Aim: To determine risk factors for lens opacities and age related cataract in an older rural population of southern India.
Methods: A cross sectional population based study of 5150 people aged 40 years and above from 50 clusters from three districts in southern India. The lens was graded and classified after dilation using LOCS III system at the slit lamp for cataract. Definite cataract was defined as nuclear opalescence >/=3.0 and/or cortical cataract >/=3.0 and/or PSC >/=2.0.
Results: Definite cataracts were found in 2449 (47.5%) of 5150 subjects and the prevalence of cataract increased with age. The age adjusted prevalence of cataract was significantly lower in males (p = 0.0002). Demographic risk factors-increasing age and illiteracy-were common for the three subtypes of cataract; females were more likely to have cortical cataracts and nuclear cataracts.
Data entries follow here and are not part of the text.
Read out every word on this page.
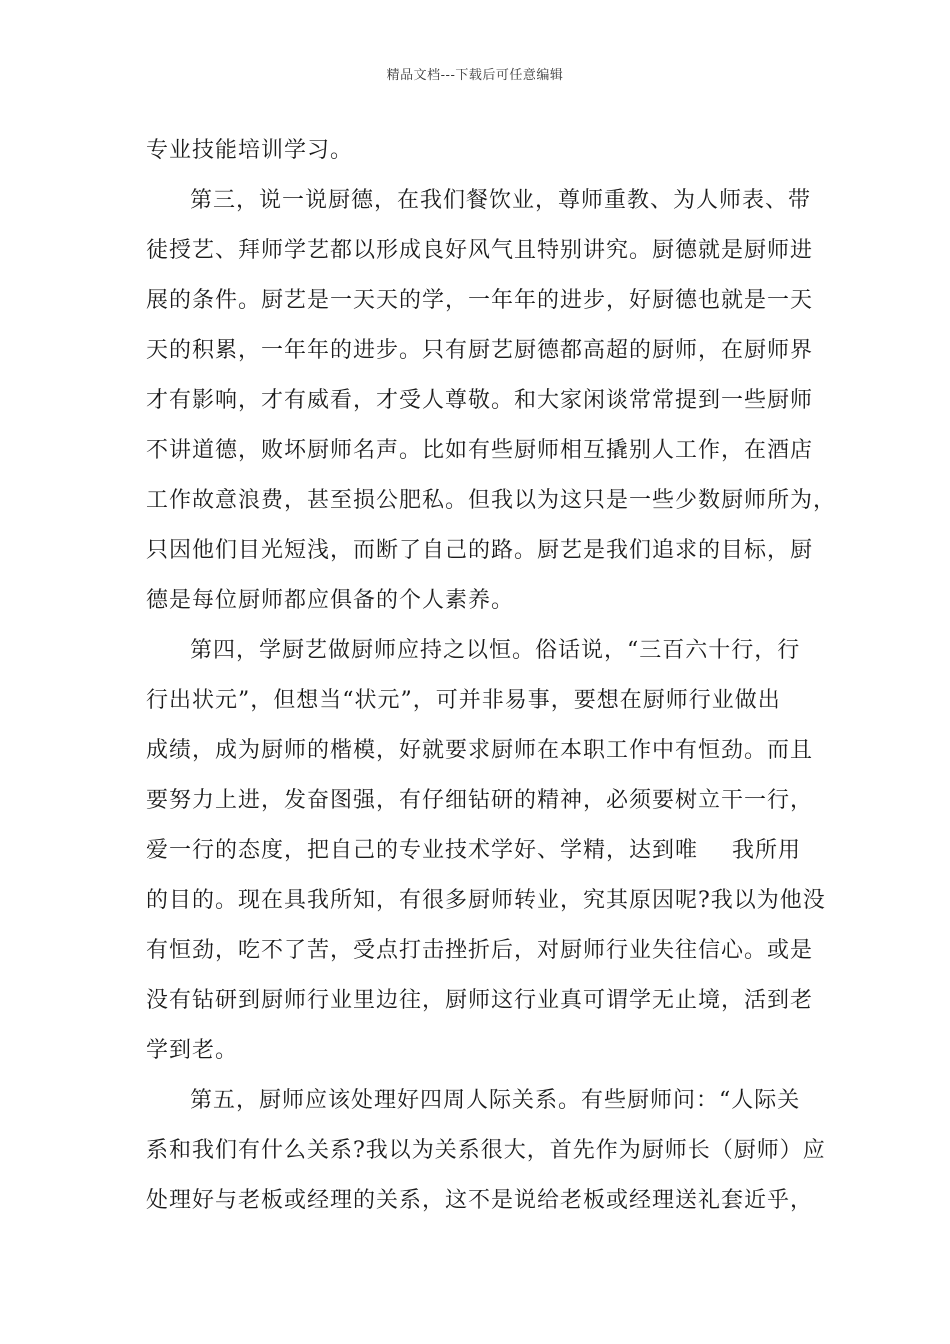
精品文档---下载后可任意编辑
专业技能培训学习。
第三，说一说厨德，在我们餐饮业，尊师重教、为人师表、带
徒授艺、拜师学艺都以形成良好风气且特别讲究。厨德就是厨师进
展的条件。厨艺是一天天的学，一年年的进步，好厨德也就是一天
天的积累，一年年的进步。只有厨艺厨德都高超的厨师，在厨师界
才有影响，才有威看，才受人尊敬。和大家闲谈常常提到一些厨师
不讲道德，败坏厨师名声。比如有些厨师相互撬别人工作，在酒店
工作故意浪费，甚至损公肥私。但我以为这只是一些少数厨师所为，
只因他们目光短浅，而断了自己的路。厨艺是我们追求的目标，厨
德是每位厨师都应俱备的个人素养。
第四，学厨艺做厨师应持之以恒。俗话说，“三百六十行，行
行出状元”，但想当“状元”，可并非易事，要想在厨师行业做出
成绩，成为厨师的楷模，好就要求厨师在本职工作中有恒劲。而且
要努力上进，发奋图强，有仔细钻研的精神，必须要树立干一行，
爱一行的态度，把自己的专业技术学好、学精，达到唯 我所用
的目的。现在具我所知，有很多厨师转业，究其原因呢?我以为他没
有恒劲，吃不了苦，受点打击挫折后，对厨师行业失往信心。或是
没有钻研到厨师行业里边往，厨师这行业真可谓学无止境，活到老
学到老。
第五，厨师应该处理好四周人际关系。有些厨师问：“人际关
系和我们有什么关系?我以为关系很大，首先作为厨师长（厨师）应
处理好与老板或经理的关系，这不是说给老板或经理送礼套近乎，
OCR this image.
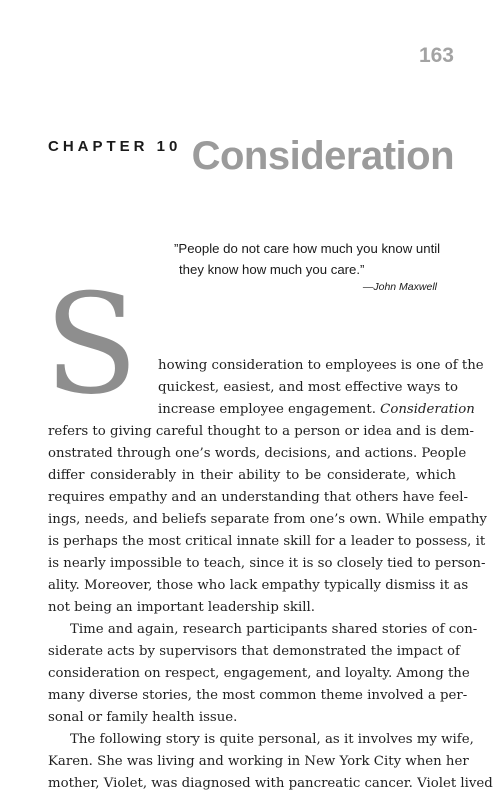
163
CHAPTER 10 Consideration
”People do not care how much you know until
they know how much you care.”
—John Maxwell
S	howing consideration to employees is one of the
quickest, easiest, and most effective ways to
increase employee engagement. Consideration
refers to giving careful thought to a person or idea and is dem-
onstrated through one’s words, decisions, and actions. People
differ considerably in their ability to be considerate, which
requires empathy and an understanding that others have feel-
ings, needs, and beliefs separate from one’s own. While empathy
is perhaps the most critical innate skill for a leader to possess, it
is nearly impossible to teach, since it is so closely tied to person-
ality. Moreover, those who lack empathy typically dismiss it as
not being an important leadership skill.
Time and again, research participants shared stories of con-
siderate acts by supervisors that demonstrated the impact of
consideration on respect, engagement, and loyalty. Among the
many diverse stories, the most common theme involved a per-
sonal or family health issue.
The following story is quite personal, as it involves my wife,
Karen. She was living and working in New York City when her
mother, Violet, was diagnosed with pancreatic cancer. Violet lived
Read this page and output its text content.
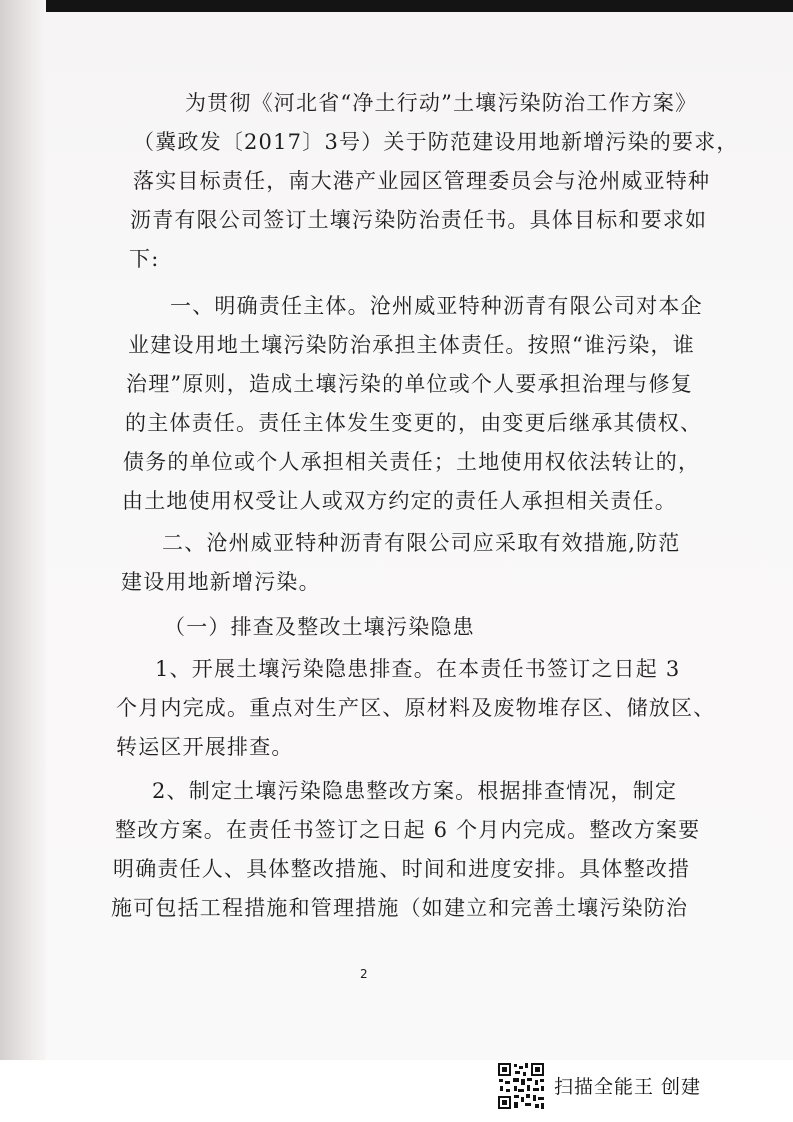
为贯彻《河北省“净土行动”土壤污染防治工作方案》
（冀政发〔2017〕3号）关于防范建设用地新增污染的要求，
落实目标责任，南大港产业园区管理委员会与沧州威亚特种
沥青有限公司签订土壤污染防治责任书。具体目标和要求如
下:
一、明确责任主体。沧州威亚特种沥青有限公司对本企
业建设用地土壤污染防治承担主体责任。按照“谁污染，谁
治理”原则，造成土壤污染的单位或个人要承担治理与修复
的主体责任。责任主体发生变更的，由变更后继承其债权、
债务的单位或个人承担相关责任；土地使用权依法转让的，
由土地使用权受让人或双方约定的责任人承担相关责任。
二、沧州威亚特种沥青有限公司应采取有效措施,防范
建设用地新增污染。
（一）排查及整改土壤污染隐患
1、开展土壤污染隐患排查。在本责任书签订之日起 3
个月内完成。重点对生产区、原材料及废物堆存区、储放区、
转运区开展排查。
2、制定土壤污染隐患整改方案。根据排查情况，制定
整改方案。在责任书签订之日起 6 个月内完成。整改方案要
明确责任人、具体整改措施、时间和进度安排。具体整改措
施可包括工程措施和管理措施（如建立和完善土壤污染防治
2
扫描全能王 创建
Additionally, nuclear cataracts were associated with moderate smoking (OR:1.28, 95% CI:1.01 to 1.64), lean body mass indices (OR: 1.37, 95% CI: 1.17 to 1.59) and higher waist to hip ratios (OR: 0.67, 95% CI: 0.54 to 0.82); cortical cataracts with hypertension (OR: 1.39 95% CI:1.11 to 1.72), pseudoexfoliation (OR:1.53,95% CI:1.17 to 2.01), and moderate to heavy smoking; and posterior subcapsular cataracts with diabetes (OR:1.55, 95% CI:1.12 to 2.15), lean body mass (OR:1.32, 95% CI:1.11 to 1.57), and high waist to hip ratios (OR: 0.77, 95% CI: 0.62 to 0.94).
Conclusions: Risk factors for age related cataract in this population do not appear to be different from those reported in other populations. Further studies are required to identify the reason for the high prevalence of age related cataract and to understand better the role of each risk factor for cataractogenesis in this population.